27 de septiembre de 2014

Uno


Allí me detuve, otra vez, en el espacio donde se acumulan los pensamientos. Donde los recuerdos viven y se alimentan de angustia, de pesar. Me detuve a rememorar mientras la lóbrega oscuridad de la noche asomaba tras los vidrios y se posaba con inquietante tesura sobre mi mollera.
Sentí otra vez el calor de tu alma, de tu fuego resplandeciente sobre la llanura de mi ser. Pensé en ser uno, como nunca lo fuimos, como una vez lo intentamos.
Abrí mis párpados y, dormido, dibujé con estupor nuestras alas, abiertas y llenas de vigor, brillando bajo el amarillento cielo de la incertidumbre.
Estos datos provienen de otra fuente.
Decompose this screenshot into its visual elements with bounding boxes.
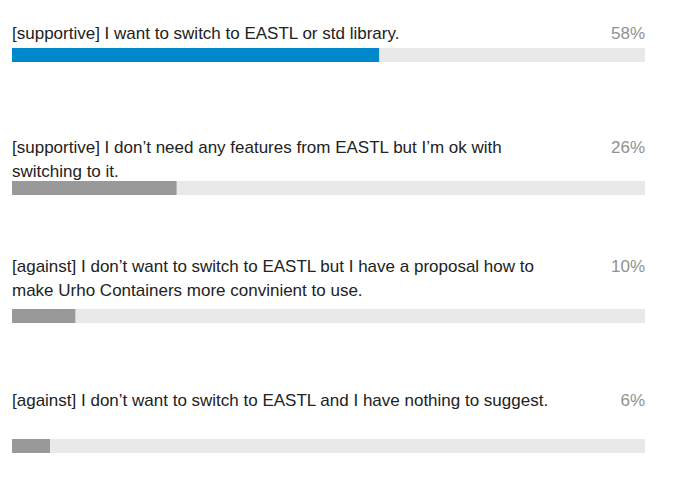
svg-text:10%: 10% — [611, 257, 645, 276]
svg-text:[supportive] I don’t need any: [supportive] I don’t need any features f… — [12, 138, 507, 157]
svg-text:switching to it.: switching to it. — [12, 162, 119, 181]
svg-text:6%: 6% — [620, 391, 645, 410]
svg-text:58%: 58% — [611, 24, 645, 43]
svg-text:[supportive] I want to switch: [supportive] I want to switch to EASTL o… — [12, 24, 399, 43]
svg-text:make Urho Containers more conv: make Urho Containers more convinient to … — [12, 281, 363, 300]
svg-text:26%: 26% — [611, 138, 645, 157]
svg-text:[against] I don’t want to swit: [against] I don’t want to switch to EAST… — [12, 257, 539, 276]
svg-text:[against] I don’t want to swit: [against] I don’t want to switch to EAST… — [12, 391, 548, 410]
Imaginé nuestros impulsos fluyendo contra las incipientes excusas del pasado. Soñé. Nos amábamos, tan inescrupulosamente que nuestros cuerpos se deshacían como polvo estelar y se rehacían al chocar en el violento vendaval de la lujuria desenfrenada.
Tendido sobre mis sábanas (las nuestras), desenterré los más preciados tesoros que las arenas del subconsciente pueden esconder; como admirarte a cada instante sin reparo ni pudor, como dejar que nuestras palmas se fundan bajo la estela de la locura. Que nuestros labios se encarnen en el maremoto de la eufórica e insaciable necedad del alma.
Soñé (¿o recordé?) que la estrellas brillaban al son de la alegría descubierta con cada abrazo. Que los planetas se alineaban tal cual se ordenaban nuestras fatídicas sensaciones, nuestras pintorescas pero fútiles emociones.
Rogué despertar de aquella delirante e inquietante fantasía. Me encontraba como un marinero que escucha el canto de las sirenas, demasiado lejos como para verlas, demasiado cerca como para escapar. Supliqué al dios de los sueños que me permitiera volver, reencontrarme en mi aposento, pero me dijo que ya era demasiado tarde, que serían las luces del alba tras los vidrios las que traerían consigo la cordura que buscaba.
Y ya sin otro remedio más que la sumisión, me entregué de nuevo al poder de lo irreal. Tus tentadores ojos se posaron frente a mí como dos luciérnagas en medio de un campo de trigo, iluminando la oscuridad reinante, espantando los monstruos acechantes. Y allí permanecieron, protegiéndome como siempre supieron hacerlo.
Al despertar resultó difícil distinguir la línea que separaba un mundo de otro, el puente que unía los extremos, pero en ambos lados el deseo reinante era uno.
Nunca rezo, pero ese día me levanté de rodillas. Con mi cabeza gacha y mis manos entrelazadas, imploré y rogué. Imploré como lo hace alguien que no acostumbra a suplicar, imploré como alguien que no tiene otra opción. Rogué por que el tiempo nos convocara de nuevo, en algún momento, de imprevisto. Supliqué, de manera vergonzosa, por saborear el labial frutal que bañaba cada día tus labios. Por descansar nuevamente junto a la sedosa frescura de tu piel; por hoy y por siempre, juntos, unidos como uno.